Scotland’s Stirling Publishing, the independent house in Edinburgh run by the author and poet Tabatha Stirling, is to publish the controversial book by the British journalist Julie Burchill that was dropped by Hachette subsidiary Little, Brown last December after a series of anti-Islamic tweets by the author. Its decision comes as the debate continues about ‘cancel culture’ and freedom of speech.
Welcome to the Woke Trials: How #Identity Killed Progressive Politics was due to be published by Little, Brown imprint Constable but was cancelled following the tweets. Constable MD Charlie King said: “While there is no legal definition of hate speech in the UK, we believe that Julie’s comments on Islam are not defensible from a moral or intellectual standpoint, that they crossed a line with regard to race and religion, and that her book has now become inextricably linked with those views.”

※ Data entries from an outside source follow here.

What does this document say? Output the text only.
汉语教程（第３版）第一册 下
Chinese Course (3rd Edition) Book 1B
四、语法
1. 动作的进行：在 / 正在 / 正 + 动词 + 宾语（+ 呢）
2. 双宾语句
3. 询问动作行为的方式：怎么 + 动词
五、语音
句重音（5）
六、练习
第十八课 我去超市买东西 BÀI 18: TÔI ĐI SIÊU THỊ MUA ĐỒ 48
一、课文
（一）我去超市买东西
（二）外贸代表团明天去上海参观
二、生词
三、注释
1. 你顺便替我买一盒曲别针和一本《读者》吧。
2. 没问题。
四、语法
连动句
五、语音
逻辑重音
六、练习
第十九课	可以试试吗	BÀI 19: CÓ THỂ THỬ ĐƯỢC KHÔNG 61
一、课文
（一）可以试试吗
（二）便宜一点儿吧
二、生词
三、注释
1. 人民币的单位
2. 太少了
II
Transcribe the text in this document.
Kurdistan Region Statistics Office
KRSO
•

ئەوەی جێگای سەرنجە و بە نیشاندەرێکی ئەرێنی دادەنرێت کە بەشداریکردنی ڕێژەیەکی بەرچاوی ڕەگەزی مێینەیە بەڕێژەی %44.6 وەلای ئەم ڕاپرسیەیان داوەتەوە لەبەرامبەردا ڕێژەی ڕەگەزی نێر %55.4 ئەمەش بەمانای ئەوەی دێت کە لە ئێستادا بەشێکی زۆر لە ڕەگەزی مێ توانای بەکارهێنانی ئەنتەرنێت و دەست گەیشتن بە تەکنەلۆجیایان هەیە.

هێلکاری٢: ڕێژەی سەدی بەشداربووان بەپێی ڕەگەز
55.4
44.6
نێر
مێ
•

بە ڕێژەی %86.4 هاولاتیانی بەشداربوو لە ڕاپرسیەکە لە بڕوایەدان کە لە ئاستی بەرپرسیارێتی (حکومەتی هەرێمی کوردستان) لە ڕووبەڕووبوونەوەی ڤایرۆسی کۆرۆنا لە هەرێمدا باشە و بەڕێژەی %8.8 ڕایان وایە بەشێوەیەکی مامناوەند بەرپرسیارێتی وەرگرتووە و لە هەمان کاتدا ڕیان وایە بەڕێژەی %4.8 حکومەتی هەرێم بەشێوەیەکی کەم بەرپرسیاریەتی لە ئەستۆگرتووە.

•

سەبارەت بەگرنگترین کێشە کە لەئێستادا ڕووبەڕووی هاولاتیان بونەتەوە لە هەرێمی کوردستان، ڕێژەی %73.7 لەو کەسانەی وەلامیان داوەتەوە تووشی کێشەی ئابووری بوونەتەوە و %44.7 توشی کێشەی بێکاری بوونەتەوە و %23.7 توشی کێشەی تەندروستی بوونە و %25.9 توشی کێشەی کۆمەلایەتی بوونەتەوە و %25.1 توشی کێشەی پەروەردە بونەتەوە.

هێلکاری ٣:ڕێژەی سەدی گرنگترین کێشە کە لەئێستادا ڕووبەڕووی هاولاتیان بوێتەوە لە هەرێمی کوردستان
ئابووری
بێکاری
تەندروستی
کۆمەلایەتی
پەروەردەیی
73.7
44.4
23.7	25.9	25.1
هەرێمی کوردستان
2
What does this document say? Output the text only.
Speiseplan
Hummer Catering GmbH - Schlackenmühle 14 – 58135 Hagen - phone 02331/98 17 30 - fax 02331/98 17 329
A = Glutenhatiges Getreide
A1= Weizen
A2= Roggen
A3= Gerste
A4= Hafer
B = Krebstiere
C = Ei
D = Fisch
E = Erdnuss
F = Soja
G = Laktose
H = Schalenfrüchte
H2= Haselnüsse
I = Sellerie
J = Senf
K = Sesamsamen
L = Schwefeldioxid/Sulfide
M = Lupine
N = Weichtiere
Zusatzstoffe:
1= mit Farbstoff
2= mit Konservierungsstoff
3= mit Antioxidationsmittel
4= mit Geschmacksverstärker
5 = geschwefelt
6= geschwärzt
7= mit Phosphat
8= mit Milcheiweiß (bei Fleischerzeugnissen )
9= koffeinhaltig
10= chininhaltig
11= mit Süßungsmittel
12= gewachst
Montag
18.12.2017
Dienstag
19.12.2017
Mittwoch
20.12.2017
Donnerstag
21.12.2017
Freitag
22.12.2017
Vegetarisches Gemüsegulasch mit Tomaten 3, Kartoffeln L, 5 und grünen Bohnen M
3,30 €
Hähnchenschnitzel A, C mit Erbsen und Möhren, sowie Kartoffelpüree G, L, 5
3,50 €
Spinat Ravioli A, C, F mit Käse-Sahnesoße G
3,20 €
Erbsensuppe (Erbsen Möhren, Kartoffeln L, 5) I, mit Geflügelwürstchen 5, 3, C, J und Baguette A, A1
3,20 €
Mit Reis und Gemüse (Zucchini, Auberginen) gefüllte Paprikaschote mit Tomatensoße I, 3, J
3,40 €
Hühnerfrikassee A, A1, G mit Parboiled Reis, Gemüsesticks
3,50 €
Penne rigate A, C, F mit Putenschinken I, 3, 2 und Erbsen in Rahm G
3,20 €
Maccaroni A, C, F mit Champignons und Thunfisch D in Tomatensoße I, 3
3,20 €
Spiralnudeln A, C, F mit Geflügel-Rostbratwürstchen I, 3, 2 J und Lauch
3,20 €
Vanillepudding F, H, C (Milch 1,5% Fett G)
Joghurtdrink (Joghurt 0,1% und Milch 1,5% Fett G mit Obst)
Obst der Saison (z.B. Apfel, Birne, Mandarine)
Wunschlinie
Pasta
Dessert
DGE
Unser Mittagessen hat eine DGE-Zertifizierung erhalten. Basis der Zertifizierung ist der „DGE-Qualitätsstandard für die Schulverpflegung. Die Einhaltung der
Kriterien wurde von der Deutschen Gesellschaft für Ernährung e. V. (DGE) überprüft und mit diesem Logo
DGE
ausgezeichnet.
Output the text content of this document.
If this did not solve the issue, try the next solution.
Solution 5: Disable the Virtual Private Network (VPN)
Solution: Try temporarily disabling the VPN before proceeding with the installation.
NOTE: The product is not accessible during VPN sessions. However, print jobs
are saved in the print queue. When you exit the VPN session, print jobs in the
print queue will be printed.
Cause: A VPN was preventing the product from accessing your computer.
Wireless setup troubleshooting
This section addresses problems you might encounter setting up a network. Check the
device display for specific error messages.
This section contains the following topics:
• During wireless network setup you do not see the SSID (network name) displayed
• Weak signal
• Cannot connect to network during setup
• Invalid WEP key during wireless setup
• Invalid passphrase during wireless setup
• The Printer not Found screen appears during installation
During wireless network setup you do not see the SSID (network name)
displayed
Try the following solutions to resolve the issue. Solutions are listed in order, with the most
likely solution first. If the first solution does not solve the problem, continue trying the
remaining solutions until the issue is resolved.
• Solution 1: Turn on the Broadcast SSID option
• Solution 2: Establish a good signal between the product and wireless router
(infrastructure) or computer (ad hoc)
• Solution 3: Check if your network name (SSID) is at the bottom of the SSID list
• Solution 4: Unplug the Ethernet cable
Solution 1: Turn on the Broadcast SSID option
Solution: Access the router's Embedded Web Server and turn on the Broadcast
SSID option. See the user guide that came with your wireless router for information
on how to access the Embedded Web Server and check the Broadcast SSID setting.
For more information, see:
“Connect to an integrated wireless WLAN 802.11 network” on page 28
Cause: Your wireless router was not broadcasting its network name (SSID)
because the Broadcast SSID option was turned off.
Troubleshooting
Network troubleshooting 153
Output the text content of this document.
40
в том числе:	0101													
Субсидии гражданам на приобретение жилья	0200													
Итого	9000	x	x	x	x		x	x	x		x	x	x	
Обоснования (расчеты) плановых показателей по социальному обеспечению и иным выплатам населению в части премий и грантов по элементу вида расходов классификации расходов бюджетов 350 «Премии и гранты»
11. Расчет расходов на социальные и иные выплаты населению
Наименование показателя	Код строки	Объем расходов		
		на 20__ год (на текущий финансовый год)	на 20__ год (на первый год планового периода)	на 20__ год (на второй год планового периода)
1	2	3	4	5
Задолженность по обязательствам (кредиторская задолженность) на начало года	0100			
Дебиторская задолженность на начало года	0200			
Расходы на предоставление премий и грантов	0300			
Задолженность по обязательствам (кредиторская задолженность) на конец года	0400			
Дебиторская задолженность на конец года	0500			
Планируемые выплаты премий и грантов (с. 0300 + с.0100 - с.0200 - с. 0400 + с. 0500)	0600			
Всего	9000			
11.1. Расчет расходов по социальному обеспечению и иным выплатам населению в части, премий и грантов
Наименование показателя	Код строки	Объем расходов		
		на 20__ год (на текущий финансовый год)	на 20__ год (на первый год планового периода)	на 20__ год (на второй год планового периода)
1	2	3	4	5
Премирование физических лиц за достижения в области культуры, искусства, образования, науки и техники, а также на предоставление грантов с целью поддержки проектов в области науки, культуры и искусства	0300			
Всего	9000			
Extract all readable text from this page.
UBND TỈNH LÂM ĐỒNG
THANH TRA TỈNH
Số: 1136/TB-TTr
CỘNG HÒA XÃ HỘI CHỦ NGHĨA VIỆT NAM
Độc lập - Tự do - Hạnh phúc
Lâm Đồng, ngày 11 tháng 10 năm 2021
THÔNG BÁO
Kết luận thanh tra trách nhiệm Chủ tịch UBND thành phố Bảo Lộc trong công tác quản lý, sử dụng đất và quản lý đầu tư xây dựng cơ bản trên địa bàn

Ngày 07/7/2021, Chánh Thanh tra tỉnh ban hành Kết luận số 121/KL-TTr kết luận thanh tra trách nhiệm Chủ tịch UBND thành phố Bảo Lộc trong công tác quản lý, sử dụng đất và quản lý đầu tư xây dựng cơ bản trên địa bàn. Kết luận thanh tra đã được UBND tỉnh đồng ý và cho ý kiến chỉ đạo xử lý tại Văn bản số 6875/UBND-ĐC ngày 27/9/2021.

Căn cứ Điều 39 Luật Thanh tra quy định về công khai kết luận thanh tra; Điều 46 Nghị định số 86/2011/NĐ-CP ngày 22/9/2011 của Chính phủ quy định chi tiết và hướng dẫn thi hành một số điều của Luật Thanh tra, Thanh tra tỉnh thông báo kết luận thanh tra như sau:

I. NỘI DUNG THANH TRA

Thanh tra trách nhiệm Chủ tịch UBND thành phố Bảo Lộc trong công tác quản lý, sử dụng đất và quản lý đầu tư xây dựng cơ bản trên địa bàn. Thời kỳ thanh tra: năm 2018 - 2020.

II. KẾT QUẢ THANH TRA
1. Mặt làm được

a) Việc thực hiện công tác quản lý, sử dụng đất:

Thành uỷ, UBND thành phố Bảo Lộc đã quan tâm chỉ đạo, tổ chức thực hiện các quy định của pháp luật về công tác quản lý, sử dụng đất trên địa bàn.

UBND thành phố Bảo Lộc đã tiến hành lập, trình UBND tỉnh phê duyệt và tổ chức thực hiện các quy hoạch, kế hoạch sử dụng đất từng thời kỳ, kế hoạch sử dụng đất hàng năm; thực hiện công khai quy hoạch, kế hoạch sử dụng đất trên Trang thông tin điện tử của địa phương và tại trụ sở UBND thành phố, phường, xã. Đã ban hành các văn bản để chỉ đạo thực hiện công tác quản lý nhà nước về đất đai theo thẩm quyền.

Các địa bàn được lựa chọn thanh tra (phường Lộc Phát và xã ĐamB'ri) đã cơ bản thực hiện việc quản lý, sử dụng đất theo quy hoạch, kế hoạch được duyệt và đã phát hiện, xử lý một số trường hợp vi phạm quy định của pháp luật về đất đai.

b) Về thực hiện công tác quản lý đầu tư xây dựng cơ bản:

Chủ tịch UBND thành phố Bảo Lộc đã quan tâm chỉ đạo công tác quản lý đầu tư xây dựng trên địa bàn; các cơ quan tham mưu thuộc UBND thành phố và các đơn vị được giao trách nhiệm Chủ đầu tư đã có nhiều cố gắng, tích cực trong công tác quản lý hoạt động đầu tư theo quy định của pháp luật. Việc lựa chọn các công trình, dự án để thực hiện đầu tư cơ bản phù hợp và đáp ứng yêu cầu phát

Stirling describes the book as “a characteristically entertaining analysis of the continuing and disturbing phenomenon of #woke
culture, written with the curious blend of sophistication and vulgarity that has made Julie Burchill a household name.”
It is, the publisher says, “the book on cancel culture they tried to cancel’, adding: “Stirling is committed to free speech and unafraid to publish provocative but necessary voices.” It bought world rights in the title from The Hamilton Agency in London.
Stirling explains that in 2013, Julie Burchill wrote a mischievous piece in the Observer in defence of her friend, [the journalist] Suzanne Moore. Burchill hadn’t anticipated the vitriolic reaction that her words would provoke. She was pursued by the outrage mob, and there were even calls in the House of Commons for her to be sacked.
Seven years later Burchill – “the dark star of Fleet Street” – was back with a column in a national newspaper and a book deal with a major corporate publisher. But it wasn’t long before the outrage mob returned.
The UK’s Free Speech Union spoke out in Burchill’s defence, and Stirling concludes: “Welcome to the Woke Trials is part memoir and part indictment of what happened to Burchill between then and now.”